A sub-index for new orders fell for the third consecutive month in May but at a slower pace. The gauge for new export orders also shrank less but remained in contraction for the 10th straight month.

Some firms blamed the weakness in orders to the pandemic, increased difficulties in shipping items as well as the Russia-Ukraine war.

The private survey, focusing more on small firms and coastal regions, was in line with Tuesday’s official manufacturing PMI which rose to 49.6 from 47.4 in April.

Given the easing of lockdowns in some regions where COVID cases dropped and the phased reopening of business activities in Shanghai, most sub-indexes under the Caixin PMI fell less sharply.

However, “unlike most other gauges, the employment measure fell further into negative territory in May,” said Wang Zhe, senior economist at Caixin Insight Group, in a statement accompanying the data release as employers were reluctant to hire more staff.

“The negative effects from the latest wave of domestic outbreaks may surpass those of 2020. It’s necessary for policymakers to pay attention to employment and logistics,” Wang said.

The average suppliers’ delivery times continued to lengthen sharply in May though logistics disruptions were not as widespread as in April.

Business confidence slipped to a five-month low amid concerns over the protracted COVID-19 restrictions and the war in Ukraine.

Even if policymakers strive to shore up the faltering economy, analysts say the COVID-19 control measures threaten Beijing’s “around 5.5%” growth target for the year.

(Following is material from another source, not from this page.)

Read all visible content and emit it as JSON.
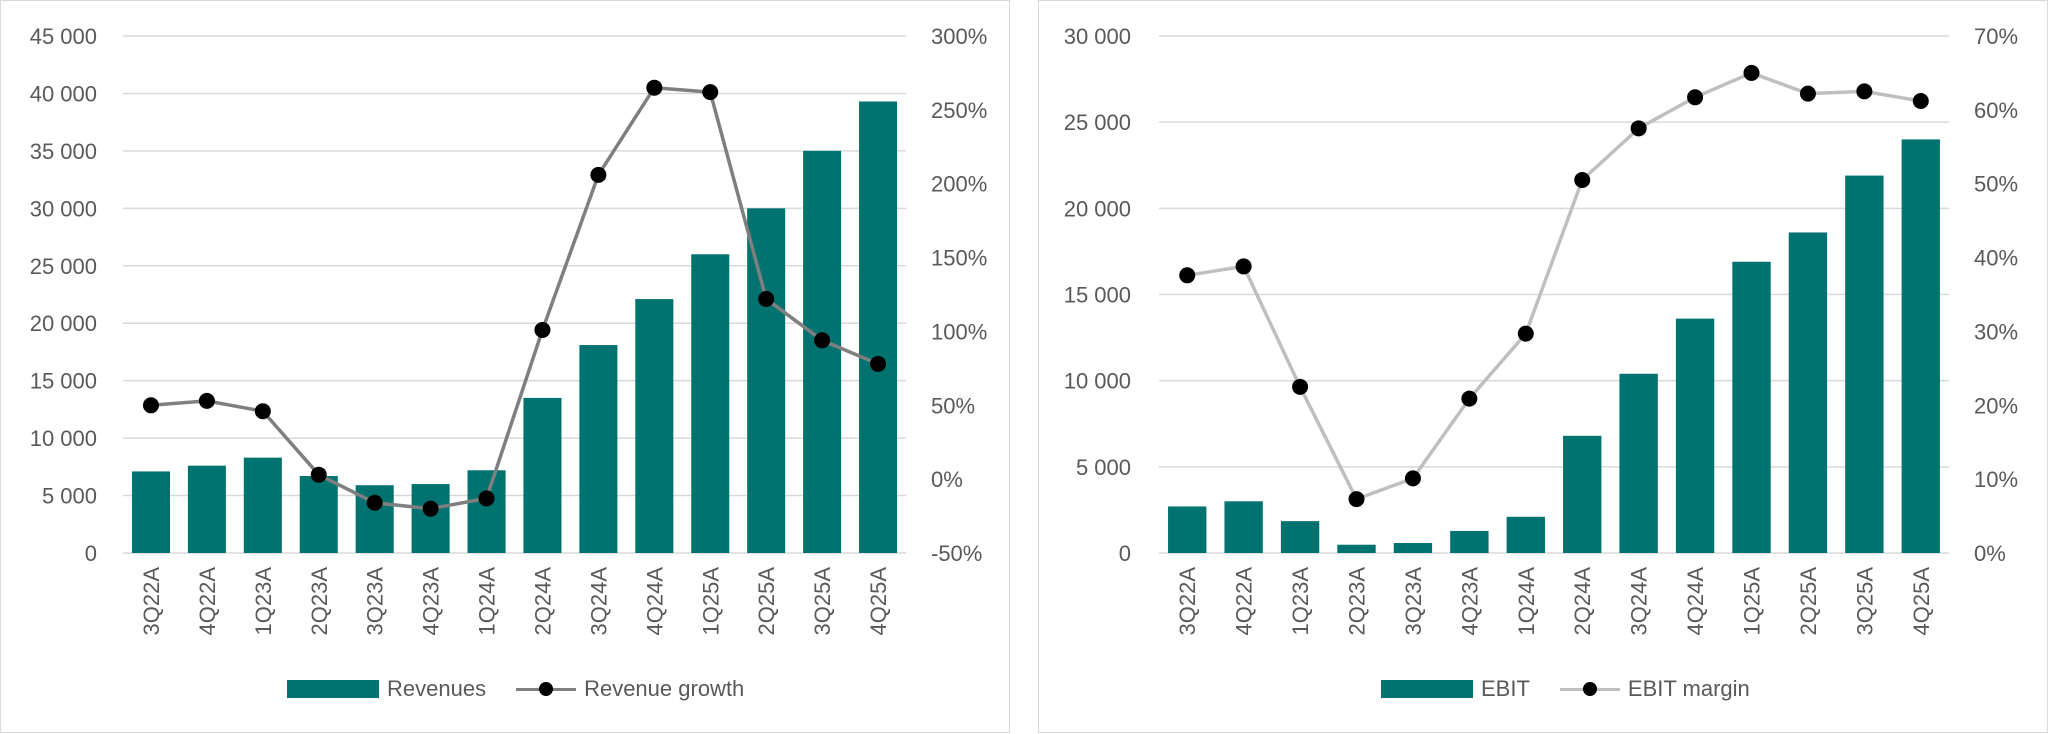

“While its recovery from the first wave of COVID in early 2020 was aided by a surge in construction activity, property developers are now struggling to finance existing projects. They won’t launch new ones until there has been a marked pick-up in sales,” Neil Shearing, group chief economist at Capital Economics, said in a note on Tuesday.

Two years ago, the economy was underpinned by soaring global demand for consumer goods, but this is fading too as global spending on services rebounds, he said.

The Caixin PMI is compiled by S&P Global from responses to questionnaires sent to purchasing managers in China.